ROLE OF CLIP DOMAIN SERINE PROTEINASE 2, PmClipSP2, IN ACTIVATION OF PROPHENOLOXIDASE-ACTIVATING SYSTEM IN THE BLACK TIGER SHRIMP Penaeus monodon

Abstract

Clip domain serine proteinases (ClipSPs) play an important role in the prophenoloxidase-activating (proPO) system. In the shrimp Penaeus monodon, the ClipSP, PmClipSP2, has been previously shown to bind to microbial polysaccharides (LPS and β-1,3-glucan) and likely activates the proPO-system. Moreover, it may play key role in the hemocyte homeostasis by scavenging and neutralizing LPS. To reveal the binding site of the PmClipSP2 protein, the N-terminal clip domain (Clip-PmClipSP) and C-terminal SP domain (SP-PmClipSP2) were separately cloned. The recombinant proteins were then assayed for their binding properties and involvement in proPO activation, antimicrobial activity and LPS neutralization. According to the ELISA-based binding assay, rSP-PmClipSP2, but not rClip-PmClipSP, can bind immobilized LPS and β-1,3-glucan as well as significantly activate PO activity. The binding site at the SP domain is proposed to have a pattern sequence (X-[PFY]-X-[AFILV]-[AFY]-[AITV]-X-[ILV]-X(5)-W-[IL]-X) that is located at the C-terminal region of the SP domain of PmClipSP2. Deletion of the pattern sequence abolished binding to LPS and β-1,3-glucan.
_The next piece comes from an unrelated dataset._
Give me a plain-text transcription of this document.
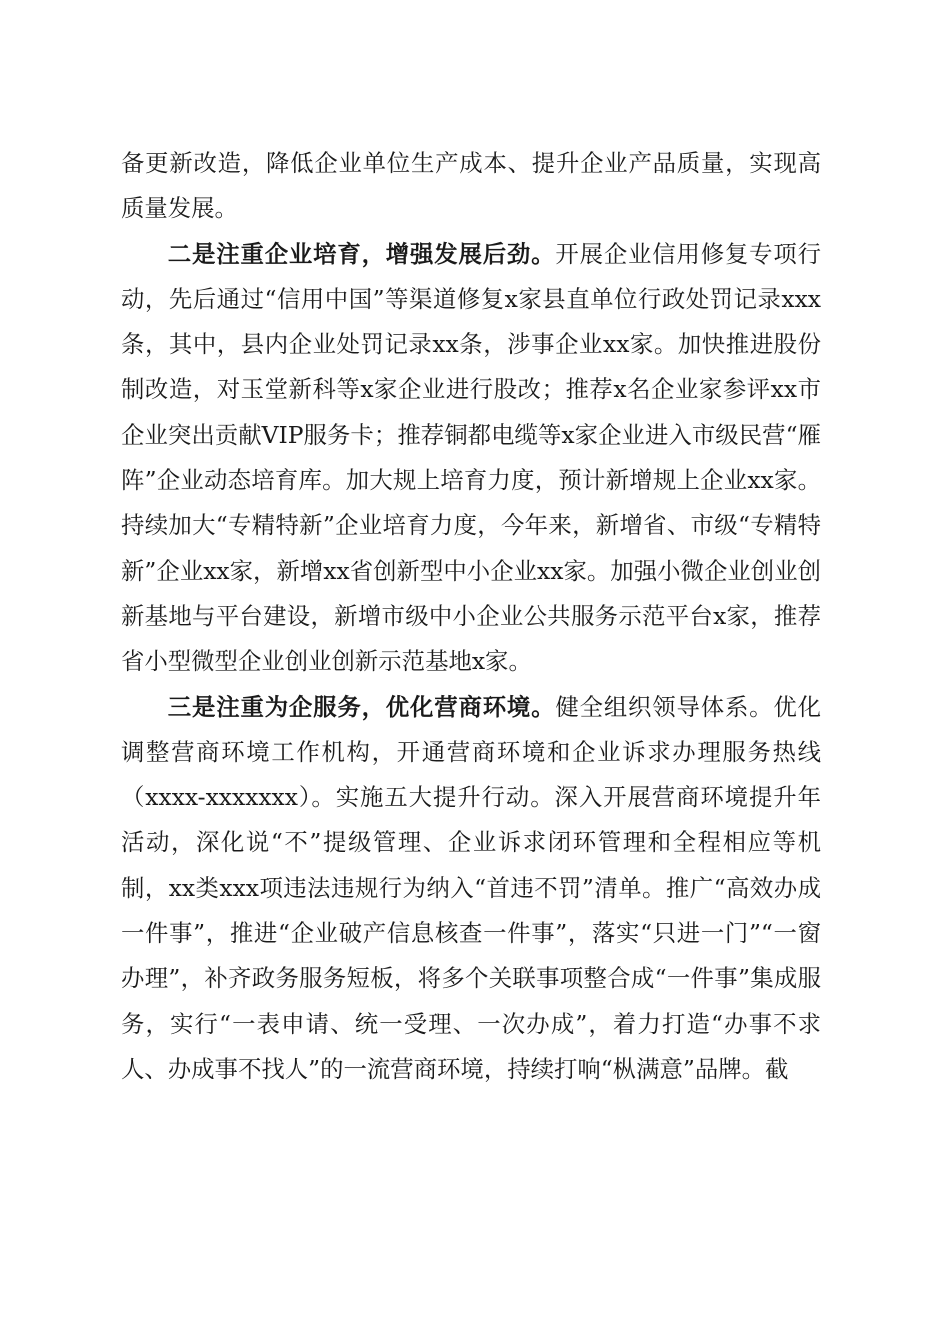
备更新改造，降低企业单位生产成本、提升企业产品质量，实现高质量发展。

二是注重企业培育，增强发展后劲。开展企业信用修复专项行动，先后通过“信用中国”等渠道修复x家县直单位行政处罚记录xxx条，其中，县内企业处罚记录xx条，涉事企业xx家。加快推进股份制改造，对玉堂新科等x家企业进行股改；推荐x名企业家参评xx市企业突出贡献VIP服务卡；推荐铜都电缆等x家企业进入市级民营“雁阵”企业动态培育库。加大规上培育力度，预计新增规上企业xx家。持续加大“专精特新”企业培育力度，今年来，新增省、市级“专精特新”企业xx家，新增xx省创新型中小企业xx家。加强小微企业创业创新基地与平台建设，新增市级中小企业公共服务示范平台x家，推荐省小型微型企业创业创新示范基地x家。

三是注重为企服务，优化营商环境。健全组织领导体系。优化调整营商环境工作机构，开通营商环境和企业诉求办理服务热线（xxxx-xxxxxxx）。实施五大提升行动。深入开展营商环境提升年活动，深化说“不”提级管理、企业诉求闭环管理和全程相应等机制，xx类xxx项违法违规行为纳入“首违不罚”清单。推广“高效办成一件事”，推进“企业破产信息核查一件事”，落实“只进一门”“一窗办理”，补齐政务服务短板，将多个关联事项整合成“一件事”集成服务，实行“一表申请、统一受理、一次办成”，着力打造“办事不求人、办成事不找人”的一流营商环境，持续打响“枞满意”品牌。截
Conversely, a recombinant protein containing the pattern sequence (rPT-PmClipSP2-TRX) had the ability to bind to cell wall components but did not exhibit antibacterial activity via radial diffusion assay at 100 µM. Furthermore, rPmClipSP2 cannot directly neutralize toxicity of LPS in S2 cells. These results confirm the function of PmClipSP2 in binding to microbial cell wall components of bacteria and fungi via the pattern sequence at the C-terminus SP domain, subsequently leading to activation of the proPO cascade.